Con todo, una antropología centrada en los ámbitos tradicionales de especialización, en
la etnografía y el trabajo de campo como el taller fundamental de la antropología y la
fábrica de los antropólogos goza de una salud y vitalidad, en términos absolutos y
relativos, inimaginable. Y lo que quizás sea más importante, tanto en los lugares donde la
antropología está más desarrollada, como en España, los antropólogos se colocan en
departamentos que no son los tradicionalmente suyos y colaboran con todo tipo de
organizaciones no gubernamentales e instituciones.
Creo, en suma, que la antropología del futuro tiene que ser conscientes de su
pasado y de los giros que ha experimentado y tiene, también, que ser capaz, sobre todo,
de asumir esos cambios sin olvidar su mirada etnográfica. Quizá hoy predomine o sea
vital que nos aproximemos con más urgencia a esos espacios de transición como los
Centros Comerciales o los aeropuertos, es decir a todo una serie de problemas de estudio
relacionados con la creciente complejidad del mundo que habitamos y de los grupos en
movimiento dentro de él; sin embargo, los viejos, tradicionales espacios que habita la
gente nos se han evaporado, las raíces no han desaparecido. En los Centros Comerciales,
por ejemplo, nuevas generaciones desarrollan identidades alternativas sin olvidar y
reconstruir sus raíces culturales y sociales. ¿No se parecen estas innovaciones a nuevas
articulaciones de las nuevas dimensiones que ganaba el individuo en las ciudades tras
abandonar el campo o los pueblos? A la hora de aproximarnos a nuevos temas, a la hora
de identificar fenómenos novedosos no debemos dejarnos llevar por un exceso conceptual
o teórico que nos impida ver a la gente. La antropología es una práctica teórica que se
desarrolla y se hace con y entre las personas. Las ideas y herramientas conceptuales que
desarrolla y aplica la disciplina no deben en ningún caso obscurecer a los seres humanos
a los que nos aproximamos. Así las personas somos, como insiste Rabinow recordando a
Foucault, el objeto y el sujeto de estudio de nosotros mismos. En ese difícil equilibrio, la
antropología del futuro busca adecuarse a la situación mundial que enfrenta.

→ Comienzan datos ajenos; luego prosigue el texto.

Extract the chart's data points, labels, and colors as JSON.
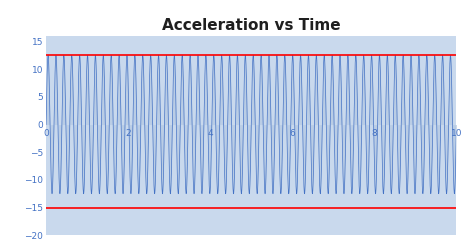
{
  "title": "Acceleration vs Time",
  "title_fontsize": 11,
  "title_fontweight": "bold",
  "title_color": "#1F1F1F",
  "xlim": [
    0,
    10
  ],
  "ylim": [
    -20,
    16
  ],
  "xticks": [
    0,
    2,
    4,
    6,
    8,
    10
  ],
  "yticks": [
    -20,
    -15,
    -10,
    -5,
    0,
    5,
    10,
    15
  ],
  "amplitude": 12.5,
  "frequency": 5.2,
  "n_points": 10000,
  "hline1": 12.5,
  "hline2": -15.0,
  "wave_color": "#4472C4",
  "wave_linewidth": 0.5,
  "fill_color": "#B8CCE4",
  "fill_alpha": 0.85,
  "hline_color": "#FF0000",
  "hline_linewidth": 1.2,
  "bg_color": "#C9D9ED",
  "fig_bg_color": "#FFFFFF",
  "tick_color": "#4472C4",
  "tick_fontsize": 6.5,
  "spine_color": "#AAAACC"
}
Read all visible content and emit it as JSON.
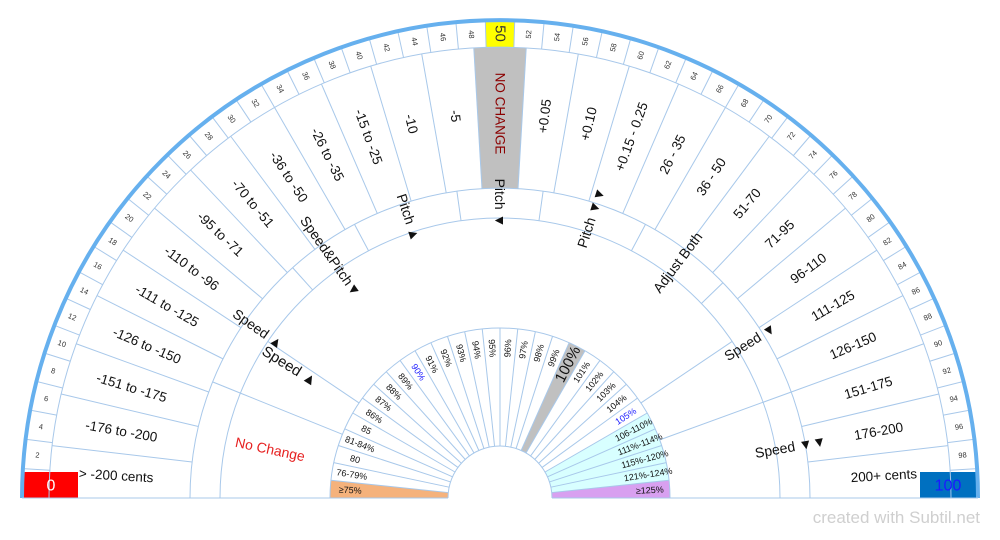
{
  "credit": "created with Subtil.net",
  "colors": {
    "line": "#a8c8ea",
    "outer_ring": "#66b0ee",
    "highlight_yellow": "#ffff00",
    "no_change_grey": "#c0c0c0",
    "no_change_text": "#8b0000",
    "no_change_red": "#e62020",
    "zero_red": "#ff0000",
    "hundred_blue": "#0070c0",
    "ninety_blue": "#1a1aff",
    "low_orange": "#f5b27c",
    "high_purple": "#d8a0f0",
    "cyan_fill": "#d8ffff"
  },
  "scale": {
    "min_label": "0",
    "max_label": "100",
    "ticks": [
      "2",
      "4",
      "6",
      "8",
      "10",
      "12",
      "14",
      "16",
      "18",
      "20",
      "22",
      "24",
      "26",
      "28",
      "30",
      "32",
      "34",
      "36",
      "38",
      "40",
      "42",
      "44",
      "46",
      "48",
      "50",
      "52",
      "54",
      "56",
      "58",
      "60",
      "62",
      "64",
      "66",
      "68",
      "70",
      "72",
      "74",
      "76",
      "78",
      "80",
      "82",
      "84",
      "86",
      "88",
      "90",
      "92",
      "94",
      "96",
      "98"
    ],
    "highlight": "50"
  },
  "cents_ring": {
    "labels": [
      "> -200 cents",
      "-176 to -200",
      "-151 to -175",
      "-126 to -150",
      "-111 to -125",
      "-110 to -96",
      "-95 to -71",
      "-70 to -51",
      "-36 to -50",
      "-26 to -35",
      "-15 to -25",
      "-10",
      "-5",
      "NO CHANGE",
      "+0.05",
      "+0.10",
      "+0.15 - 0.25",
      "26 - 35",
      "36 - 50",
      "51-70",
      "71-95",
      "96-110",
      "111-125",
      "126-150",
      "151-175",
      "176-200",
      "200+ cents"
    ]
  },
  "mode_ring": {
    "labels": [
      "No Change",
      "Speed ▲",
      "Speed&Pitch▼",
      "Pitch ▲",
      "Pitch ▼",
      "Pitch ▼▼",
      "Adjust Both",
      "Speed ▼",
      "Speed ▼▼"
    ]
  },
  "percent_ring": {
    "labels": [
      "≥75%",
      "76-79%",
      "80",
      "81-84%",
      "85",
      "86%",
      "87%",
      "88%",
      "89%",
      "90%",
      "91%",
      "92%",
      "93%",
      "94%",
      "95%",
      "96%",
      "97%",
      "98%",
      "99%",
      "100%",
      "101%",
      "102%",
      "103%",
      "104%",
      "105%",
      "106-110%",
      "111%-114%",
      "115%-120%",
      "121%-124%",
      "≥125%"
    ]
  }
}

Una relativamente nueva generación de antropólogos hemos visto cómo una
disciplina en crisis se esta transformando en una actividad revitalizada consciente de su
vulnerabilidad; aficionada de hecho a cultivar esa dimensión de su práctica que la
convierte en un punto de referencia para otras ciencias sociales y humanas, y que, a la
vez, la hace fuerte. A menudo, cuando nos aproximamos al análisis de la situación
mundial, de la creciente y forzada homogeneización a escala planetaria, de la pérdida de
la diversidad olvidamos lo que la antropología ha explorado desde hace décadas: la
perspectiva de los primeros, ‘salvajes o primitivos’, hoy, ciudadanos. La antropología
como dice Néstor García Canclini (2001: 16) es una disciplina que cuando quiere estudiar
la ciudad no la sobrevuela como los sociólogos o la recorre desde el centro hacia el
extrarradio, como los historiadores, sino que, simplemente pasea por sus calles, y
deambulando por ellas, me atrevo a añadir, aprendemos de las experiencias de las otras
personas que las transitan. Así crece la antropología, día a día.